Dès ce samedi, vous devrez porter votre masque si vous vous rendez dans un magasin. Fini la simple recommandation! C'est désormais une obligation. Plus question de pénétrer dans une surface commerciale sans porter un masque. C'est ce qu'ont décidé les autorités fédérales et cette obligation entrera en vigueur ce samedi 11 juillet dans plusieurs lieux publics.  

Mais que fera la police si elle constate qu'un individu ne porte pas de masque ? Pour le savoir, nous avons contacté plusieurs zones de police locales du pays.

Pas de contrôle renforcé mais surtout de la sensibilisation 

Un peu partout, on nous explique que les zones de police seront bien sûr attentives mais qu'"il n'y aura pas de contrôle renforcé". Les interventions se feront sur demande, comme dans le cas d'un commerçant qui rencontrerait des difficultés avec un client refusant de porter un masque.
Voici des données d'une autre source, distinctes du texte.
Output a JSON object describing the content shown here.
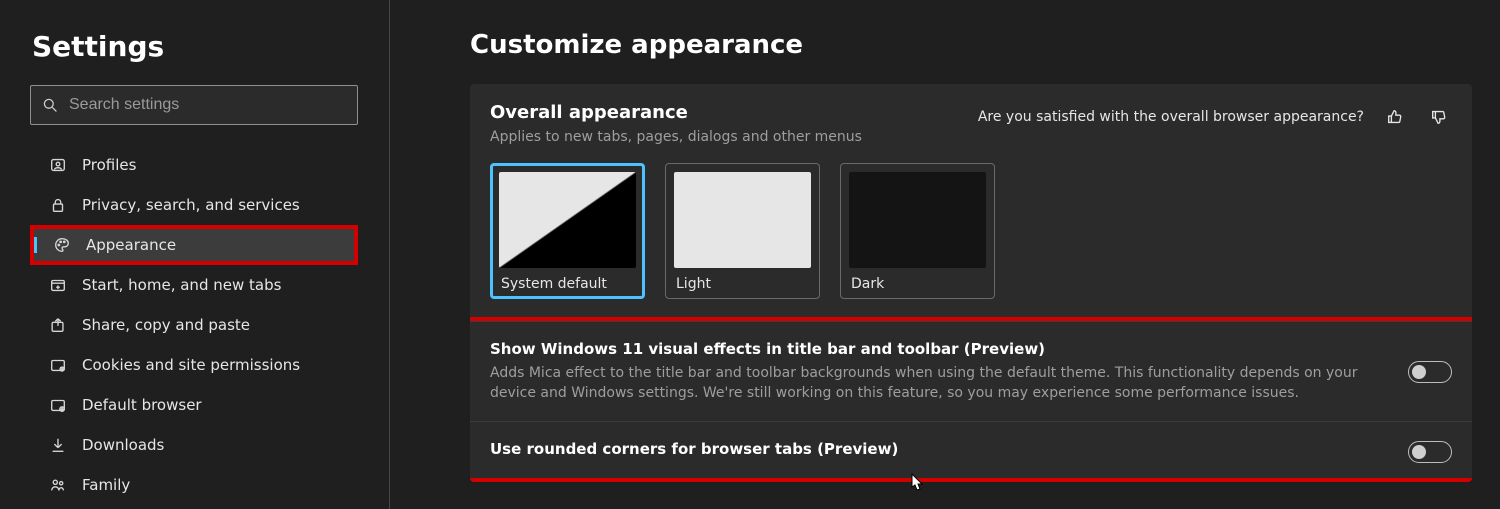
{
  "sidebar": {
    "title": "Settings",
    "search_placeholder": "Search settings",
    "items": [
      {
        "label": "Profiles"
      },
      {
        "label": "Privacy, search, and services"
      },
      {
        "label": "Appearance",
        "active": true
      },
      {
        "label": "Start, home, and new tabs"
      },
      {
        "label": "Share, copy and paste"
      },
      {
        "label": "Cookies and site permissions"
      },
      {
        "label": "Default browser"
      },
      {
        "label": "Downloads"
      },
      {
        "label": "Family"
      }
    ]
  },
  "main": {
    "title": "Customize appearance",
    "section": {
      "title": "Overall appearance",
      "description": "Applies to new tabs, pages, dialogs and other menus",
      "feedback_prompt": "Are you satisfied with the overall browser appearance?"
    },
    "themes": [
      {
        "label": "System default",
        "selected": true
      },
      {
        "label": "Light",
        "selected": false
      },
      {
        "label": "Dark",
        "selected": false
      }
    ],
    "settings": [
      {
        "title": "Show Windows 11 visual effects in title bar and toolbar (Preview)",
        "description": "Adds Mica effect to the title bar and toolbar backgrounds when using the default theme. This functionality depends on your device and Windows settings. We're still working on this feature, so you may experience some performance issues.",
        "enabled": false
      },
      {
        "title": "Use rounded corners for browser tabs (Preview)",
        "description": "",
        "enabled": false
      }
    ]
  }
}
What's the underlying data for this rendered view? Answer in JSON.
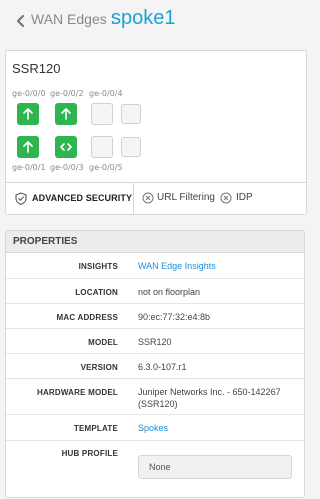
{
  "breadcrumb": {
    "parent": "WAN Edges :",
    "current": "spoke1"
  },
  "device": {
    "model": "SSR120",
    "ports_top": [
      {
        "label": "ge-0/0/0",
        "state": "up"
      },
      {
        "label": "ge-0/0/2",
        "state": "up"
      },
      {
        "label": "ge-0/0/4",
        "state": "down"
      }
    ],
    "ports_bottom": [
      {
        "label": "ge-0/0/1",
        "state": "up"
      },
      {
        "label": "ge-0/0/3",
        "state": "bidirectional"
      },
      {
        "label": "ge-0/0/5",
        "state": "down"
      }
    ],
    "port_colors": {
      "up": "#2fb54f",
      "down": "#f5f5f5"
    }
  },
  "security_tabs": {
    "advanced": "ADVANCED SECURITY",
    "url": "URL Filtering",
    "idp": "IDP"
  },
  "properties": {
    "title": "PROPERTIES",
    "insights": {
      "key": "INSIGHTS",
      "value": "WAN Edge Insights"
    },
    "location": {
      "key": "LOCATION",
      "value": "not on floorplan"
    },
    "mac": {
      "key": "MAC ADDRESS",
      "value": "90:ec:77:32:e4:8b"
    },
    "model": {
      "key": "MODEL",
      "value": "SSR120"
    },
    "version": {
      "key": "VERSION",
      "value": "6.3.0-107.r1"
    },
    "hardware": {
      "key": "HARDWARE MODEL",
      "value_line1": "Juniper Networks Inc. - 650-142267",
      "value_line2": "(SSR120)"
    },
    "template": {
      "key": "TEMPLATE",
      "value": "Spokes"
    },
    "hub_profile": {
      "key": "HUB PROFILE",
      "value": "None"
    }
  },
  "colors": {
    "link": "#1a8fd6",
    "accent": "#1aa3d6",
    "port_green": "#2fb54f"
  }
}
Même tonalité du côté de Woluwé-Saint-Lambert, l'une des quatre communes bruxelloises qui imposent, depuis plusieurs semaines déjà, le port du masque dans les commerces. "Nous continuerons à faire des rappels, à faire des injonctions, comme nous le faisons depuis le début", nous explique le bourgmestre Olivier Maingain (Défi). "Ce n'est que si le citoyen n'obéit pas qu'il peut y avoir amende administrative". Mais est-ce fréquent ? "Non, répond Olivier Maingain, car ce qu'on constate, c'est que les gens ont un masque dans leur poche et il suffit de leur rappeler qu'il est obligatoire pour qu'ils le sortent et le portent".

A Woluwé-Saint-Lambert, comme ailleurs, on nous explique que "les policiers cherchent d'abord à sensibiliser et à convaincre, avant de passer à l'amende administrative".    

Concernant le montant de cette amende, les autorités locales attendent l'arrêté ministériel pour connaitre la base légale. On devrait être dans la continuité de ce qui existe, c'est-à-dire 250 euros d'amende pour les particuliers et 750 euros pour les professionnels, avec une éventuelle fermeture du commerce en cas d'infraction répétée. A confirmer bien sûr une fois que l'arrêté ministériel sera publié.